The Jewish community harms itself when it turns away people with disabilities.

Moreover, some buildings for Jewish day schools, synagogues and special events education have doors that are too narrow for wheelchairs. Why host programs in places that are not compliant with the Americans with Disabilities Act? High Holidays services are led without sign language interpreters in congregations with deaf members. We hand out songs sheets in font sizes too small for the visually impaired to read.

The mantra of the disability community, which wants and deserves a say in its destiny, has become “Nothing about us without us.” Yet even many Jewish organizations that serve Jews with disabilities don’t put people with disabilities on their committees, staffs or boards.

We would not tolerate it if a prestigious school rejected children because they were Jewish. Why does the Jewish community continue to tolerate it when Jewish institutions say no to people with disabilities?

It’s time to use the power of the purse to stop the discrimination.

The “golden rule” of non-profits is that those who give the gold makes the rules. So donors, large and small, must say “hineini” (here I am) to end the intolerance and injustice. Rather than talking the talk, we must walk the walk.

Jews with disabilities aren’t the only Jews who face discrimination from within; so does the LBGT community. Thankfully the Schusterman and Morningstar foundations, along with Stuart Kurlander, the president of the Jewish Federation of Greater Washington and a gay rights activist, have created an index to show if Jewish groups are open to the LBGT community. They are having a positive impact. This is an example to follow.

Indeed, the Ruderman Family Foundation was the first to raise this issue when it came to inclusion of Jews with disabilities. Others should follow its example. At the Mizrahi Family Charitable Trust, we are. While our family foundation doesn’t accept any unsolicited applicants, even those who we encourage to apply for support must answer serious questions.

They include:

* Does your organization have policies that support meaningful inclusion of people with disabilities at all levels, including on your board of directors?

* Does your organization have a disability advisory committee/inclusion committee?

* Will the program or project include people with disabilities?  If not, why not?  If so, how do you plan to identify, reach and welcome them?

* Describe the accessibility of your offices to people with physical disabilities.

* Do you employ and/or offer internships to individuals who have disabilities?  If so, what are their jobs?  Do they receive the same compensation and benefits as all other employees in like positions?  Please describe how you educate your board of directors or trustees and staff about serving and partnering with people with disabilities.

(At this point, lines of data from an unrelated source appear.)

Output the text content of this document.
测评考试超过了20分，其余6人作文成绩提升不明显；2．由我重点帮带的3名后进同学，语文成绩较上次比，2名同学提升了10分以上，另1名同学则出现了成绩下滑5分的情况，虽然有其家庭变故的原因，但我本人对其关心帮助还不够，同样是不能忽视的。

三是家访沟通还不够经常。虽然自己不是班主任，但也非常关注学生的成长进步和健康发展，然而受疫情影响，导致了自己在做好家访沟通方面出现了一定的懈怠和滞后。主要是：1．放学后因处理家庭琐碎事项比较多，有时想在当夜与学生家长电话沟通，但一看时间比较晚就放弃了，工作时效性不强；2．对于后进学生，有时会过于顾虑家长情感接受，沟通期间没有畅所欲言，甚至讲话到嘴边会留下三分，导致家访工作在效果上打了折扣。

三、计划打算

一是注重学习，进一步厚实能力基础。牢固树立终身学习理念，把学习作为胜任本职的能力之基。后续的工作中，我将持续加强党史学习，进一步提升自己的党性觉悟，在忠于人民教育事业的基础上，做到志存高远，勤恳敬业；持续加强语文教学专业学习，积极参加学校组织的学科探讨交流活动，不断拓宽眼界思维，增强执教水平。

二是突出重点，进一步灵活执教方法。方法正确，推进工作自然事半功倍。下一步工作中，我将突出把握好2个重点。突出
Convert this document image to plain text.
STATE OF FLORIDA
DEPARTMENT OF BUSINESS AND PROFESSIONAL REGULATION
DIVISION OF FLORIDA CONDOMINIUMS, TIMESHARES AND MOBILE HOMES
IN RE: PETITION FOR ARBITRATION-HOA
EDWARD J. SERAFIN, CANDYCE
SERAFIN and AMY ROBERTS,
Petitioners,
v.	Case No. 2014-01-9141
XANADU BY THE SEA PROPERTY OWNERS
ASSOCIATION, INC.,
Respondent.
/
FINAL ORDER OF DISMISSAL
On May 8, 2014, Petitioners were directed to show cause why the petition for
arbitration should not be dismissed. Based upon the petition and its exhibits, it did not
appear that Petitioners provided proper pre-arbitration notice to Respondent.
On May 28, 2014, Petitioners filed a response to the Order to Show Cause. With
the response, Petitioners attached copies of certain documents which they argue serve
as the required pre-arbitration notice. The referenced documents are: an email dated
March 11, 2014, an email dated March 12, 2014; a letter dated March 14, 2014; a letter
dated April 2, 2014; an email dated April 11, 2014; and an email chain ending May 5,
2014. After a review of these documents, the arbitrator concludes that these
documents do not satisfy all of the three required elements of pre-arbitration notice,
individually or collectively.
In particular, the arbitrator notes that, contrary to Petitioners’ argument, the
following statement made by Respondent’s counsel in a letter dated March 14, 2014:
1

Our foundation is smaller than others, but we believe that no matter the size of our philanthropic investments, they must be moral in nature. For example, this year we cut funding to an organization with the sole purpose of serving people with disabilities, but tragically the very people they were supposedly serving didn’t feel they were being heard and respected as equals.

We hope that others, including federations, foundations and individuals, will join us as we fight for justice and opportunity, so that all Jews can experience our Jewish birthright.

(Jennifer Laszlo Mizrahi is the co-founder and director of the Mizrahi Family Charitable Trust and founder and president of Laszlo Strategies.)